La France pourrait se diriger vers le même type de régime à la fois oligarchique et technocratique. Depuis le début de la crise sanitaire, à l’instar de la classe moyenne singapourienne, une majorité de Français a soutenu les mesures liberticides d’Emmanuel Macron. Ces Français y voient la garantie de leur bonne santé. Ils semblent prêts pour cela à sacrifier leur liberté. Alexis de Tocqueville disait déjà en 1840 : « Nos contemporains sont incessamment travaillés par deux passions ennemies : ils sentent le besoin d’être conduits et l’envie de rester libres. Ne pouvant détruire ni l’un ni l’autre de ces instincts contraires, ils s’efforcent de les satisfaire à la fois tous les deux » (4).
Faiblesse de l’État
Dans L’Après Littérature (5), Alain Finkielkraut fustige au contraire ceux qui s’inquiètent d’une montée de l’autoritarisme en France, car jamais nous n’avons été aussi libres de critiquer un gouvernement, en réalité plutôt impuissant. Ce regard est juste, la liberté d’expression persiste. Mais son constat philosophique l’empêche de discerner des tendances plus historiques : ce n’est pas parce que les Romains sous Auguste se croyaient encore pénétrés de l’esprit républicain qu’ils n’entraient pas imperceptiblement dans l’Empire.
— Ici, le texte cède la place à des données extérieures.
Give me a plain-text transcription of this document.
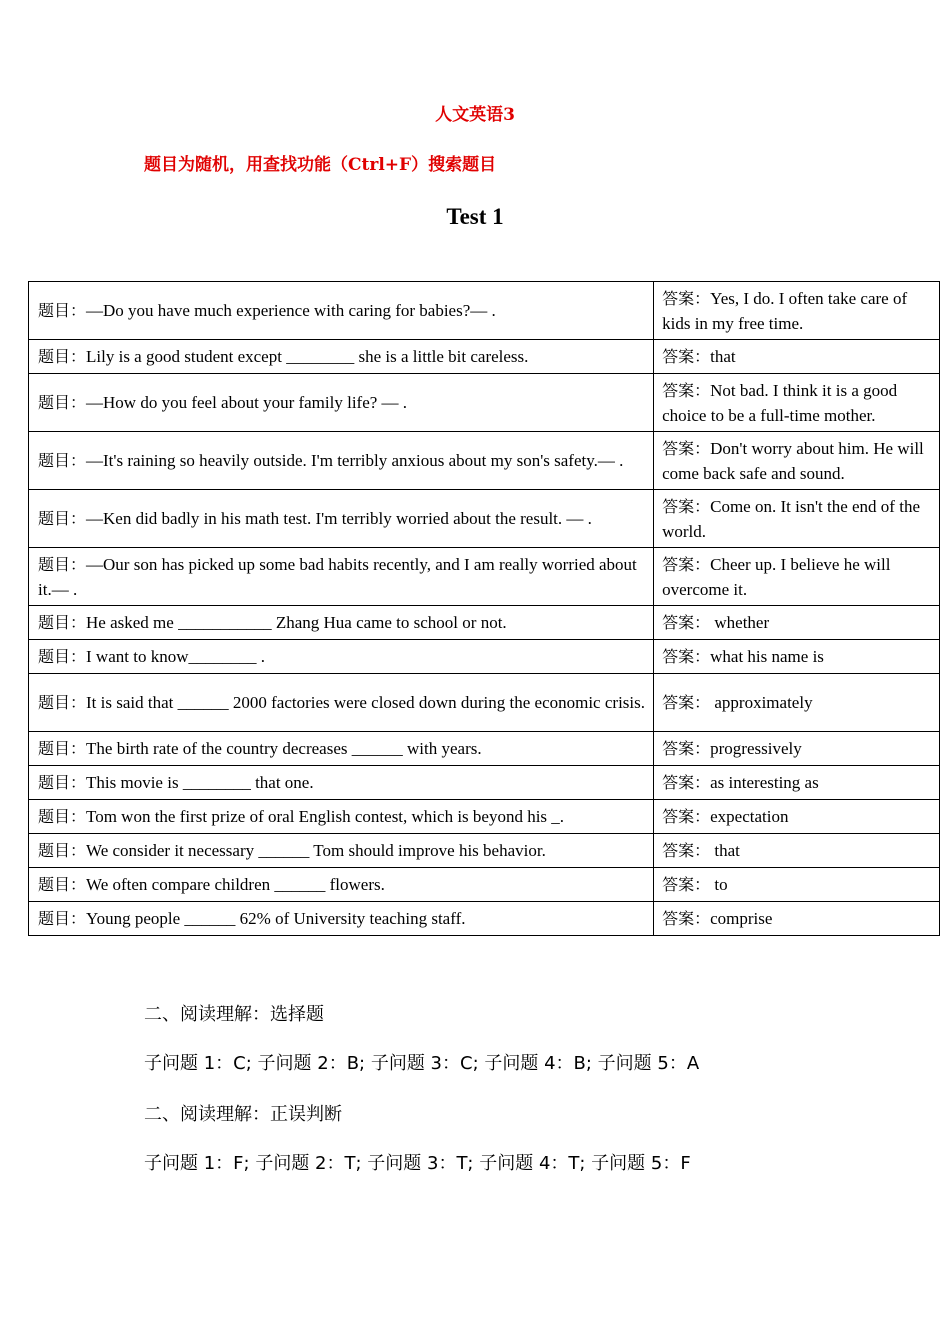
人文英语3
题目为随机，用查找功能（Ctrl+F）搜索题目
Test 1
题目：—Do you have much experience with caring for babies?— .	答案：Yes, I do. I often take care of kids in my free time.
题目：Lily is a good student except ________ she is a little bit careless.	答案：that
题目：—How do you feel about your family life? — .	答案：Not bad. I think it is a good choice to be a full-time mother.
题目：—It's raining so heavily outside. I'm terribly anxious about my son's safety.— .	答案：Don't worry about him. He will come back safe and sound.
题目：—Ken did badly in his math test. I'm terribly worried about the result. — .	答案：Come on. It isn't the end of the world.
题目：—Our son has picked up some bad habits recently, and I am really worried about it.— .	答案：Cheer up. I believe he will overcome it.
题目：He asked me ___________ Zhang Hua came to school or not.	答案： whether
题目：I want to know________ .	答案：what his name is
题目：It is said that ______ 2000 factories were closed down during the economic crisis.	答案： approximately
题目：The birth rate of the country decreases ______ with years.	答案：progressively
题目：This movie is ________ that one.	答案：as interesting as
题目：Tom won the first prize of oral English contest, which is beyond his _.	答案：expectation
题目：We consider it necessary ______ Tom should improve his behavior.	答案： that
题目：We often compare children ______ flowers.	答案： to
题目：Young people ______ 62% of University teaching staff.	答案：comprise
二、阅读理解：选择题
子问题 1：C; 子问题 2：B; 子问题 3：C; 子问题 4：B; 子问题 5：A
二、阅读理解：正误判断
子问题 1：F; 子问题 2：T; 子问题 3：T; 子问题 4：T; 子问题 5：F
Le philosophe semble s’appuyer aussi sur une vision classique du régime autoritaire. Or, il ne s’agit pas chez nous de la dérive de type monarchique ou impérial d’un Vladimir Poutine en Russie ou d’un Recep Tayyip Erdogan en Turquie. Aux États-Unis, certains médias, comme le New York Times, accusèrent Donald Trump d’autoritarisme, tandis que d’autres, comme Fox News, reprochent à l’État profond (deep state), soit l’establishment américain, de tenir toutes les rênes du pouvoir. Deux modèles actuels de gouvernance s’affrontent. L’un s’appuie sur l’élite pour engager la nation dans les voies de la mondialisation, le processus démocratique pouvant constituer un obstacle à ce dessein. L’autre s’appuie sur le peuple qui aspire à redevenir maître de son destin dans le cadre d’un État-nation : avec une figure charismatique à son écoute, contrepoids idéal à la menace technocratique. Dans les deux cas, une dérive autoritaire est possible.
Pierre Mayrant
(1) Régimes totalitaires et autoritaires, Armand Colin, 2006.
(2) Seuil, 2019.
(3) Le Crépuscule de la France d’en haut, Flammarion, 2016.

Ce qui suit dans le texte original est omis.